Nevertheless, a clear understanding of PXE pathogenesis is further complicated by the fact that the age of disease onset and the expression of clinical symptoms are highly variable and marked phenotypic variations have been observed in affected siblings bearing the same ABCC6 mutation. Although there is no evidence of involvement of other genes in the pathogenesis of PXE, however, a number of modifying factors, both genetic and environmental, have been suggested to play a role in the phenotypic expression of the disease. Moreover, even though no other phenotypes are known to be associated with mutations in the ABCC6 gene, PXE-like clinical features, including aberrant mineralization of elastic fibres, have been reported in a number of apparently unrelated acquired and genetic clinical conditions.

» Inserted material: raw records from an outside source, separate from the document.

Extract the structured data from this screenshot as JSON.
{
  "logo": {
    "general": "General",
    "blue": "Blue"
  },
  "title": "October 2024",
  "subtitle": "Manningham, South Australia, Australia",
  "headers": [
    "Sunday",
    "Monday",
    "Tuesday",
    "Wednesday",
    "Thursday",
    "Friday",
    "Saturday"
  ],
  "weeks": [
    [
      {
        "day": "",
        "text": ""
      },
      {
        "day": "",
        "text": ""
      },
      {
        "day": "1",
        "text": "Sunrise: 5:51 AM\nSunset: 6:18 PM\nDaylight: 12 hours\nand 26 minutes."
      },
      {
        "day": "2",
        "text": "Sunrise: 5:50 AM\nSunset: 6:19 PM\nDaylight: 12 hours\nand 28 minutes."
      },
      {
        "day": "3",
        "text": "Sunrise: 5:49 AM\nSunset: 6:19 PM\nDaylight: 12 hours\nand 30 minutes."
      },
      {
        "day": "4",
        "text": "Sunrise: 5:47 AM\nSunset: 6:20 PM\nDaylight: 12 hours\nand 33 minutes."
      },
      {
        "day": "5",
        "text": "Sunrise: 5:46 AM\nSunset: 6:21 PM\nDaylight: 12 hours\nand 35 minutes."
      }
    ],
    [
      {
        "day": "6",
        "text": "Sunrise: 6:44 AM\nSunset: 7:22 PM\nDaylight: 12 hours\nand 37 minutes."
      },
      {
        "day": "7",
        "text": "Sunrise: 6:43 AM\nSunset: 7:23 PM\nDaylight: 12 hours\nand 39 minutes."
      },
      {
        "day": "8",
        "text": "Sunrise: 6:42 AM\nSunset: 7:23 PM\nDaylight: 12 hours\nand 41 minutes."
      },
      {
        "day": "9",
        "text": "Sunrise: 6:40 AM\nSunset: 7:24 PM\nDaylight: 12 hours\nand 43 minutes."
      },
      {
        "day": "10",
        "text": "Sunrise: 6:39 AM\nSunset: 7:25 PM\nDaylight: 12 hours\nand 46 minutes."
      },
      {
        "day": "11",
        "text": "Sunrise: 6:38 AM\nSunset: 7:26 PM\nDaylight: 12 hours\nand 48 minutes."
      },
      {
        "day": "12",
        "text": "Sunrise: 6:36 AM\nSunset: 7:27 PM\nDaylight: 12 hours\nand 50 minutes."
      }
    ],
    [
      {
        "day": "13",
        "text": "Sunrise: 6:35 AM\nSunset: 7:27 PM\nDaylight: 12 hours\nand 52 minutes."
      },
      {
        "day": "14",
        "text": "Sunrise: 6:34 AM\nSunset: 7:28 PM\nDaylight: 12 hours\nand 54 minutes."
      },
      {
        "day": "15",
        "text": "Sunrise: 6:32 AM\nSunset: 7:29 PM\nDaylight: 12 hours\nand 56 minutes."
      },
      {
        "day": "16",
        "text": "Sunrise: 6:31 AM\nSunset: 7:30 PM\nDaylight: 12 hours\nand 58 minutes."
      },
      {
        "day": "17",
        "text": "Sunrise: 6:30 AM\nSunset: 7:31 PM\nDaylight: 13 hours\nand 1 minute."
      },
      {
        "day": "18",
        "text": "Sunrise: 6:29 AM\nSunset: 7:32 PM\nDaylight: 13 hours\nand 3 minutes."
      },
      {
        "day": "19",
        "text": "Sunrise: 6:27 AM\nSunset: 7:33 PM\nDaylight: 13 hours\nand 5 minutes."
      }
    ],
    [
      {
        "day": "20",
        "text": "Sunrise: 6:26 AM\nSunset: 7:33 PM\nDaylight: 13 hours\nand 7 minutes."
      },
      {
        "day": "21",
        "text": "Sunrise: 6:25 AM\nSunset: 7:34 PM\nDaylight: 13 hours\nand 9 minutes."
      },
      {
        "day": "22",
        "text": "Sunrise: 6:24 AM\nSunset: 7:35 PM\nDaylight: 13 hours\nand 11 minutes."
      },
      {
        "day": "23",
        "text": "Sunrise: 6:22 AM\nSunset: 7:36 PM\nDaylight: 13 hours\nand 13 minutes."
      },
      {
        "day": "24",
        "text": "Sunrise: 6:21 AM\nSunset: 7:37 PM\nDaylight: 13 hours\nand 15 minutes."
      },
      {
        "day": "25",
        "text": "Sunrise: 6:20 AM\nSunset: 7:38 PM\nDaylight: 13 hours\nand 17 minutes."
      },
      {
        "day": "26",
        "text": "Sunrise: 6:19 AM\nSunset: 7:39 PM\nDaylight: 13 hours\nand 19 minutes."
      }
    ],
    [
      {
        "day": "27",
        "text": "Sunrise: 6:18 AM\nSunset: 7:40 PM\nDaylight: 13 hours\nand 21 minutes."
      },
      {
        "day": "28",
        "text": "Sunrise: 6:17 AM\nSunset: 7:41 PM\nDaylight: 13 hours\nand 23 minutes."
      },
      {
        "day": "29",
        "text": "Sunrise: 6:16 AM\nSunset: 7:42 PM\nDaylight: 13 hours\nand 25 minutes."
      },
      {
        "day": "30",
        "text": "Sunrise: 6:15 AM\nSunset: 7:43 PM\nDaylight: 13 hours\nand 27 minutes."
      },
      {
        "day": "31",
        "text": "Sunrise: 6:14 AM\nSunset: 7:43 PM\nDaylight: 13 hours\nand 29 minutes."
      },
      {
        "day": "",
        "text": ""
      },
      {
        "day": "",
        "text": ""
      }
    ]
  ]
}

Among the acquired conditions, PXE-like cutaneous changes may be associated with multiple pregnancy, in longstanding end-stage renal disease, L-tryptophan induced eosinophilia myalgia syndrome and amyloid elastosis as well as after D-penicillamine treatment, cutaneous exposure to calcium salts and salpeter. In these cases, mineralization of skin is the result of metabolic abnormalities affecting calcium and/or phosphate homeostasis or of direct deposition of mineral salts on collagen or elastic fibres.
Unexpectedly, PXE-like cutaneous changes have also been found in approximately 20% of patients with beta-thalassemia and sickle cell anaemia, that are well known severe congenital forms of anemia resulting from the deficient or altered synthesis of haemoglobin chains. In addition, the recent observation that a PXE-like phenotype can be observed in patients with pronounced deficiency of the vitamin K-dependent clotting factors raised the intriguing and exciting possibility that there might additional pathway/s, independent of ABCC6, leading to the PXE phenotype.
Therefore, Pseudoxanthoma elasticum represents a very interesting example for investigating the complexity that regulates molecular pathways and the influence of metabolism on the extracellular matrix of several organs/systems.
Data from the lab of the presenting Author result from research studies supported by PXE International, PXE Italia Onlus and Fondazione Cassa di Risparmio di Modena (EctoCal).